デジタルデトックス その1

日常生活

前回は、テレビを本気で見る年代、層の危険さを述べましたが、ではテレビを見ない層はどうなのでしょうか。

そういったテレビを見る層を冷めた目で見ている若年層やテレビを見ない層ですが、実はこれと同じようなことがスマホによっても引き起こされているのではないでしょうか。

ほんの少しの時間があるだけで気になってしまい、知らず知らずのうちに常に履歴によって提供された受け身の情報によって(自分で考えて自ら情報を得ているつもりが送り手に)コントロールされているということでは結果はテレビと似たようなものかもしれません。

アルゴリズムによって自分用に選別された興味あるであろうニュース、コンテンツに満たされているということです。

これはある意味心地いいのかもしれませんが、コンテンツによっては自分で考え情報を取捨選択する思考や技術が衰えることに気付かないままそれが日常になり時が過ぎて固定化されてしまいます。

テレビを大衆迎合の偏った情報でオワコンだと笑っている人もまたスマホ、パソコンの向こう側のAIや膨大なSNSなどのネガティブな情報にある側面ではコントロールされているのかもしれません。

デジタルデトックスという言葉があります。

いつでもどこでも手軽に手に入る情報は、いたずらに興味をそそるだけ欲望を刺激するだけのどうでもいい話題、ニュースにあふれています。

そこから一定の距離をとって自分の心、精神状態を落ち着いた穏やかな状態で過ごす工夫が大切ではないかと思います。

患者さんによっては治療中にベッドの下の脱衣かごの中からSNSの着信音が何度も鳴ったり、ブルブルしているのがわかります。

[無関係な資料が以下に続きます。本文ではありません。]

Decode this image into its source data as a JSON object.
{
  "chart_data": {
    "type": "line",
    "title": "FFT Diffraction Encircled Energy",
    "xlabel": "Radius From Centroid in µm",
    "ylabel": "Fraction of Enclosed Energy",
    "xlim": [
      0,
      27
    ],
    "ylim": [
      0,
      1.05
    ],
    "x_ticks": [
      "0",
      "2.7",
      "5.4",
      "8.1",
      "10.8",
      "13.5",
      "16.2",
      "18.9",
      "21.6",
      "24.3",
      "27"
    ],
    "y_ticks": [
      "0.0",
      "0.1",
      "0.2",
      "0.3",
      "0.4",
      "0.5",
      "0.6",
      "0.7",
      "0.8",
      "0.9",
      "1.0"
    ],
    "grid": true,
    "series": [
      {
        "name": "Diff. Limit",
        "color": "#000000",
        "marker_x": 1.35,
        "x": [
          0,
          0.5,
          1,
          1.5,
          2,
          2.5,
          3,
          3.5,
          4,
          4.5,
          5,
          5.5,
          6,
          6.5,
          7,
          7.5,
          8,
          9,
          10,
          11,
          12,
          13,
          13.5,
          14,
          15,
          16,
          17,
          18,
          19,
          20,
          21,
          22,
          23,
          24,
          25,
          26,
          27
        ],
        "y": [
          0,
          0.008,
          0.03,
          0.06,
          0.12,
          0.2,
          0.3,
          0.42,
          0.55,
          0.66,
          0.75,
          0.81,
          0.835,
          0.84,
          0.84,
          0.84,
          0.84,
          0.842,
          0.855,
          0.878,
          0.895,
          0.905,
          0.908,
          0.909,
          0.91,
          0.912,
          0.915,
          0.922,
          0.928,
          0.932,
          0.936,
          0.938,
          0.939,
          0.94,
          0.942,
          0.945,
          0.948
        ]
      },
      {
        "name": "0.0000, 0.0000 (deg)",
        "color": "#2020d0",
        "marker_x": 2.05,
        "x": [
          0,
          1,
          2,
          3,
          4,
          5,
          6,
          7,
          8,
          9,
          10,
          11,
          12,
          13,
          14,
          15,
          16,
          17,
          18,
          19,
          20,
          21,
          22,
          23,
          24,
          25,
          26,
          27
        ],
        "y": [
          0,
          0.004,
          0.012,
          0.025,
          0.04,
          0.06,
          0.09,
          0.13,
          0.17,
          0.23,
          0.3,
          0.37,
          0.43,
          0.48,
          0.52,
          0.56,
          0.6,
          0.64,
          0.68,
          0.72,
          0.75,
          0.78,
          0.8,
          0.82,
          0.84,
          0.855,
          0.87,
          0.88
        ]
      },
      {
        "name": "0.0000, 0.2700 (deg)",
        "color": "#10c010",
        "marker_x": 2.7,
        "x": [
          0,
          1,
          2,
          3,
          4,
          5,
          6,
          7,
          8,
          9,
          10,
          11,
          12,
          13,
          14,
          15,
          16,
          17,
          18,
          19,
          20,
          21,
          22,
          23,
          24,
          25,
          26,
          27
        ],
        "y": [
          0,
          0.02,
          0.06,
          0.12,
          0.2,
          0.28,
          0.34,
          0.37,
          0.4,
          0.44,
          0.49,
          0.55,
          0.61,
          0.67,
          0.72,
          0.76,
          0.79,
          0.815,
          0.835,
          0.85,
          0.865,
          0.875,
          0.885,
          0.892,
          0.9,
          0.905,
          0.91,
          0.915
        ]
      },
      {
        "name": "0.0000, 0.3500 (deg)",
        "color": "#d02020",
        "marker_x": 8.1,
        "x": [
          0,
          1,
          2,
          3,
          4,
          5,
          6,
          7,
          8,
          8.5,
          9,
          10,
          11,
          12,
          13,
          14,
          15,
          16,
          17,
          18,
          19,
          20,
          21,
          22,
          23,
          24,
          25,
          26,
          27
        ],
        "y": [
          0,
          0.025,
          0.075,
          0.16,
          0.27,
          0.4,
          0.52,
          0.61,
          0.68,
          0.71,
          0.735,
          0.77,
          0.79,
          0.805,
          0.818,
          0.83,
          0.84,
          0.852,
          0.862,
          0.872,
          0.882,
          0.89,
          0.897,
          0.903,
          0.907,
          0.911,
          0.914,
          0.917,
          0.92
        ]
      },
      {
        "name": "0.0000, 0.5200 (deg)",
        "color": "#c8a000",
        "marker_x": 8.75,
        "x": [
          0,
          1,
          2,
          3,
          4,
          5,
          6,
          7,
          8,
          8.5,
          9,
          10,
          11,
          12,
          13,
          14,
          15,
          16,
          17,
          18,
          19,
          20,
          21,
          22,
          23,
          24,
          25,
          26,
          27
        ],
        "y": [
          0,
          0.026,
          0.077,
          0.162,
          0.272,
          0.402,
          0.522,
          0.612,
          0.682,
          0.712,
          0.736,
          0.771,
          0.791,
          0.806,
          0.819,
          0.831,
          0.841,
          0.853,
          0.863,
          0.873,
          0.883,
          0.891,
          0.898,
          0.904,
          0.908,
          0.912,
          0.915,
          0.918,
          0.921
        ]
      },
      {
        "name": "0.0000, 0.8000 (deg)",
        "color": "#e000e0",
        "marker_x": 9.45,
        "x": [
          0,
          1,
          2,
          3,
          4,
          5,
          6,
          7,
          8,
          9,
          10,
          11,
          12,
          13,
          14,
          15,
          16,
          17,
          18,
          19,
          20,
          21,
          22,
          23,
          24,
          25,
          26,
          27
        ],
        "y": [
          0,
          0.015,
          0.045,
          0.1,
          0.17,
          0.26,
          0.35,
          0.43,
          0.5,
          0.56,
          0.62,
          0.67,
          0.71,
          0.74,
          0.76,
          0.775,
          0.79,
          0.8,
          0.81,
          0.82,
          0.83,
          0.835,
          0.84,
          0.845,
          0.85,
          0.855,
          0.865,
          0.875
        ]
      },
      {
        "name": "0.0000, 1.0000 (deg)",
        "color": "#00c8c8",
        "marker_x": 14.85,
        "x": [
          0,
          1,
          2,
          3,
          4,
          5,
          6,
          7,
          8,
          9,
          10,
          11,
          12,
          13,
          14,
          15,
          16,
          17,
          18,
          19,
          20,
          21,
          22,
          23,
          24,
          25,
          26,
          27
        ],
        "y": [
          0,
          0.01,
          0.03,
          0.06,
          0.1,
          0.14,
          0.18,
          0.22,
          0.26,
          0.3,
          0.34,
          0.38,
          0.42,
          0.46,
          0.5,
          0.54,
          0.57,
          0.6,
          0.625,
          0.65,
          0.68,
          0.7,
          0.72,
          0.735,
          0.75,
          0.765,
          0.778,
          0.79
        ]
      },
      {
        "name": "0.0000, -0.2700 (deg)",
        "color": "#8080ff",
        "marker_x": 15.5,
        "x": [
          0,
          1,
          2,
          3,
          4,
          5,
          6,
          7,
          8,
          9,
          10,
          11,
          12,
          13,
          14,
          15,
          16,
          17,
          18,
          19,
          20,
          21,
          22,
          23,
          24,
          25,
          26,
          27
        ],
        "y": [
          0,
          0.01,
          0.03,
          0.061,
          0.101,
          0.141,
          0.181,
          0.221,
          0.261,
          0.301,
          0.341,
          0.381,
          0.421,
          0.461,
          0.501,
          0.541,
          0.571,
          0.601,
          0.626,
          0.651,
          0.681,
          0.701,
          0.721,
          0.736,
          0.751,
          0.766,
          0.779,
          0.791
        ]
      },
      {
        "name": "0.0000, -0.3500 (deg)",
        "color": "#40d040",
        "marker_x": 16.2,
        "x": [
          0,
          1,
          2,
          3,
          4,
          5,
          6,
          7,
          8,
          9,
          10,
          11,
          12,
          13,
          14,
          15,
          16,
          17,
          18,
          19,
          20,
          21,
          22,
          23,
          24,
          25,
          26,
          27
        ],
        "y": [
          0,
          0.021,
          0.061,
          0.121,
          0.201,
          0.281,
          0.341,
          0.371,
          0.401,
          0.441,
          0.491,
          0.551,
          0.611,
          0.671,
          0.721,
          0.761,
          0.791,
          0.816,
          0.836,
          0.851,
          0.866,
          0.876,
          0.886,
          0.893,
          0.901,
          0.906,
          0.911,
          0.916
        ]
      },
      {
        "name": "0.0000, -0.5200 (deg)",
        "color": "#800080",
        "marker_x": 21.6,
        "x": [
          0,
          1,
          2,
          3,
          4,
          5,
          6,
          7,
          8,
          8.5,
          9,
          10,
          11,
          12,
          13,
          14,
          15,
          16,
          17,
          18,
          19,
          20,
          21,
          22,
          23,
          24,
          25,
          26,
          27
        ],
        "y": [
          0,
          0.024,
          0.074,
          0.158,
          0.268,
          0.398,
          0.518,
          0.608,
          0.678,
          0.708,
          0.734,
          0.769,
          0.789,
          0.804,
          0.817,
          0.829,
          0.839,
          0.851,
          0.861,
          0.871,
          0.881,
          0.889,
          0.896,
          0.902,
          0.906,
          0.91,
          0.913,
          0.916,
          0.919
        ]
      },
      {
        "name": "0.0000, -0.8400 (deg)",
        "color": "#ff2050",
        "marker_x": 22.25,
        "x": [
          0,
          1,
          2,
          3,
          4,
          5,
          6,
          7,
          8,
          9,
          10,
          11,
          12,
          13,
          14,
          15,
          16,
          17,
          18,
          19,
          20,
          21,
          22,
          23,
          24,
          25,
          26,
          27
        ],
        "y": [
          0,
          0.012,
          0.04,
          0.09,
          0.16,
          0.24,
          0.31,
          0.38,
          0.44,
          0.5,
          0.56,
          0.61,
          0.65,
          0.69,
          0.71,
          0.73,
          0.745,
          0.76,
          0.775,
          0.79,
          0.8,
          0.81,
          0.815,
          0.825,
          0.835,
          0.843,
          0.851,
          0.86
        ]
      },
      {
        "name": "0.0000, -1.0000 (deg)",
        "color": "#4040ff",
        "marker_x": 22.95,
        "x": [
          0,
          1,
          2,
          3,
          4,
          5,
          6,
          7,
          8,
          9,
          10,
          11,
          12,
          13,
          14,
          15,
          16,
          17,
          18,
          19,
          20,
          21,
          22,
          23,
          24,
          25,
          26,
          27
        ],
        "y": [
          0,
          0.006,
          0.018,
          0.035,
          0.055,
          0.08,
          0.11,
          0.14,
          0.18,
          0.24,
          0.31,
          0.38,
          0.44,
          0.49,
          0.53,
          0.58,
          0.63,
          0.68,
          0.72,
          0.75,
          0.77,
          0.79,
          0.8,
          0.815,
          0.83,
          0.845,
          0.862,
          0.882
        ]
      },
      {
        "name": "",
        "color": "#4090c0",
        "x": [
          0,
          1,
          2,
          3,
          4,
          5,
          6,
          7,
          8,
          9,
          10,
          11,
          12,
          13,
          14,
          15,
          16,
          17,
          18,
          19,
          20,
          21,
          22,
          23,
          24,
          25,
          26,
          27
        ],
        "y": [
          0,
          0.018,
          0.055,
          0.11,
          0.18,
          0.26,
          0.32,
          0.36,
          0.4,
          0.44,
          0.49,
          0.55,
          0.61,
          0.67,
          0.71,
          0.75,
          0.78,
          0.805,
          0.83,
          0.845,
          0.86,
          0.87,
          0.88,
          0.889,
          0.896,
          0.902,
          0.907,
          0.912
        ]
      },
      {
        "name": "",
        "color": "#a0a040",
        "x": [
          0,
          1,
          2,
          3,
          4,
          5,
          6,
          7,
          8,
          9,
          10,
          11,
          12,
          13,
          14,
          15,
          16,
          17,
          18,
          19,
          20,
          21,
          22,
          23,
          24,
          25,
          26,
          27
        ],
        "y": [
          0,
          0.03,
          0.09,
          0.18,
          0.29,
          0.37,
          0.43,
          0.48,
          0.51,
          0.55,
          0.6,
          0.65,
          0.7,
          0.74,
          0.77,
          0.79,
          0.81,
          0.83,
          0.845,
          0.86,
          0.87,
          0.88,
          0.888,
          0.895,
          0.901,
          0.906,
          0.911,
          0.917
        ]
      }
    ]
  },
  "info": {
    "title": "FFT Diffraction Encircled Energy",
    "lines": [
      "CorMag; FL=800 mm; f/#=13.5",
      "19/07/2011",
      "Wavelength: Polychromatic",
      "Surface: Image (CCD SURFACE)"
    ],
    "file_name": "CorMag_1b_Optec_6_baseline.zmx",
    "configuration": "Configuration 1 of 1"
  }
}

それだけたった小一時間の間でも外部からの刺激が加わり続けているのです。

枕元(手元)にスマホを置いて着信があるとチェックしている人もいました。

その人は常連の患者さんでたまたまリモートワーク中に治療に来ていたのでこの時はしょうがなかったのかもしれません。

しかし、これでは正直なところ治療効果はかなり落ちるだろうと思いました。

何しろ日常のストレスフルな状態、交感神経が亢進した状態を可能な限り無にして心身共に弛緩させることで痛みや辛さを取り除こう、軽減しようとするのが鍼灸治療の目的の半分と言ってもいい位なのですから。

昭和の人間の私から見れば少しの時間があればすぐスマホを手に取る人が多いのには驚くばかりです。

電車でもかなり多くの人が、歩いていても、自転車に乗っていてもスマホを見ている人が結構いるのです。人と会っていてもお互いが無言でスマホを見ています。

そこまで少しの時間を惜しむように何を見る必要があるのでしょうか。

もちろん一言にスマホを見るといっても勉強のためだったり仕事のためだったりという場合も多くあるので一概に否定するわけではありません。

しかし起きてから寝るまでのほとんどの時間を他人の発言、不安や興味をあおる刺激に反応し、また自分の発信に対する周りの反応を気にしていることが身体(特に脳)に与え続ける、少しずつ堆積する実は深刻な悪影響に気付いていないのではないかと思うのです。